Fordert man Samuel und seine Freunde auf, in der Schule für ihre Rechte und mehr Mitsprache zu kämpfen, reagieren sie ablehnend: „Kinderrechte sind doch nicht für mich!“, „Mein Vater würde mich umbringen“, „Dann bekomme ich eine schlechte Note“ oder „Wir können sowieso nichts ändern.“ Kinder und Jugendliche fühlen sich in Deutschland macht- und rechtlos. Auch wenn es inzwischen zahlreiche Schulen gibt, die Mitbestimmung von Kindern in Grenzen ermöglichen, bleiben sie Institutionen, die Kinder in der Regel kaum beeinflussen können. Begehren sie auf, gelten sie schnell als schwierig, als „Problemkinder“ oder „Systemsprenger“, die ärztlich behandelt werden müssen. Ob es das Beste für Kinder wie Samuel ist, sich jeden Tag durch ihren Schulalltag zu quälen, wird kaum hinterfragt. Oder ob es für ein unangepasstes Kind das Beste ist, ein Medikament wie Ritalin zu schlucken, um in der Schule zu funktionieren.

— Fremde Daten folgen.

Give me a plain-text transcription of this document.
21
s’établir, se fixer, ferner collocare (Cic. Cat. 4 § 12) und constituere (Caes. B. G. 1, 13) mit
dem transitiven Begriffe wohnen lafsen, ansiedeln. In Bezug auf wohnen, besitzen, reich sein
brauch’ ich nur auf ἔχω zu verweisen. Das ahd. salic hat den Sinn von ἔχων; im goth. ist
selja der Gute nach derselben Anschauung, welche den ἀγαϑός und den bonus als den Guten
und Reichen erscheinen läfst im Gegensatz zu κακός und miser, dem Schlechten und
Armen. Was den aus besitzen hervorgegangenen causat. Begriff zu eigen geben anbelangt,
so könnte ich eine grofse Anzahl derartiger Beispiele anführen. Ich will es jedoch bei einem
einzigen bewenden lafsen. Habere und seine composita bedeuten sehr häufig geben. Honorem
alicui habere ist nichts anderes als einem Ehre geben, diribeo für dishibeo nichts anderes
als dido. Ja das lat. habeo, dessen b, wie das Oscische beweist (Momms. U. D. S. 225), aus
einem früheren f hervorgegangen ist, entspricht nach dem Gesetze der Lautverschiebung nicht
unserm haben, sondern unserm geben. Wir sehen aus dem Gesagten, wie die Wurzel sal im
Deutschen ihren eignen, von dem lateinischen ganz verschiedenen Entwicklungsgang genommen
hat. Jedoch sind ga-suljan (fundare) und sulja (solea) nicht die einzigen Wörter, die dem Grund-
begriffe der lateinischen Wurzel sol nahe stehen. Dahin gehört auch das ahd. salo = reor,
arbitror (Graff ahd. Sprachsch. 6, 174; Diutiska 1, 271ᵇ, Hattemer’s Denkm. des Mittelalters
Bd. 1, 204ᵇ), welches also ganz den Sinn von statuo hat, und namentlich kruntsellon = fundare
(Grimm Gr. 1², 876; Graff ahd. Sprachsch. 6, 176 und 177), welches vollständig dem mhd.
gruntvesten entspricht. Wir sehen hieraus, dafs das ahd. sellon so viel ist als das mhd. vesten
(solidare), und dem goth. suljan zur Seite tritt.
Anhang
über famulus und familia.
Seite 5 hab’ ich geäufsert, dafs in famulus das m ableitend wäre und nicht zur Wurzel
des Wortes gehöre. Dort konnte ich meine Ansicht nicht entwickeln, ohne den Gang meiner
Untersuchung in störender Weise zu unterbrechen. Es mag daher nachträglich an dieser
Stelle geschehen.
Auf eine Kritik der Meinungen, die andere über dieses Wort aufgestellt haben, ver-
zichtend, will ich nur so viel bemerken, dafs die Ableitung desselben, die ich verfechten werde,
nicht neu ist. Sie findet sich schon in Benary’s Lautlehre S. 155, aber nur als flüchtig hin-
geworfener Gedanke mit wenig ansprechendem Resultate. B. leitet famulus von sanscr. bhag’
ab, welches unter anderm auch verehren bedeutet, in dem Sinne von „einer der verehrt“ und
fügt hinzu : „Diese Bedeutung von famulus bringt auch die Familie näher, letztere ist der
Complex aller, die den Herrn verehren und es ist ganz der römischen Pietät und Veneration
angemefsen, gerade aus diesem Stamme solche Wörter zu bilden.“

Vor 35 Jahren unterzeichneten 196 Staaten die UN-Kinderrechtskonvention. Wie sieht die Zukunft aus? Gesellschaftliche Teilhabe von Kindern beinhaltet auch das Recht, wählen zu dürfen. Einige Initiativen plädieren inzwischen für ein Wahlrecht ab der Geburt, das Kinder dann ausüben, wenn sie sich reif genug fühlen und für Politik interessieren. Viel Unterstützung findet diese Forderung allerdings nicht. Kinder sind die letzte gesellschaftliche Gruppe, die in der politischen Unmündigkeit gehalten wird. Sprachlich schlägt sich das ständig im Alltag nieder: „Das kannst du noch nicht“, „Dafür musst du erst noch älter werden“, „Das verstehst du noch nicht“ oder „Das ist etwas für Erwachsene“ – alles Äußerungen, die Kinder aufgrund ihres Alters diskriminieren und dazu beitragen, sie in einem Zustand der Unmündigkeit zu halten.
Das Wahlrecht ab der Geburt klingt wie eine Utopie. Ein erster Schritt könnte das Wahlrecht für Kinder ab sechzehn Jahren sein. Es wäre ein starkes Zeichen für die Gleichberechtigung, das Politiker motivieren könnte, die Interessen von jungen Menschen in ihren Wahlprogrammen zu berücksichtigen.
Denn man muss sich nur mal vorstellen: Jahrhundertelang war sogar das Schlagen von Kindern als Erziehungsmethode verbreitet – und vor allem erlaubt. Erst im Jahr 2000 wurde es in Deutschland gesetzlich verboten. Vielleicht wird es eines Tages sogar ein Grundgesetz für Kinder geben, wie es der polnische Kinderarzt Janusz Korczak schon 1919 gefordert hat.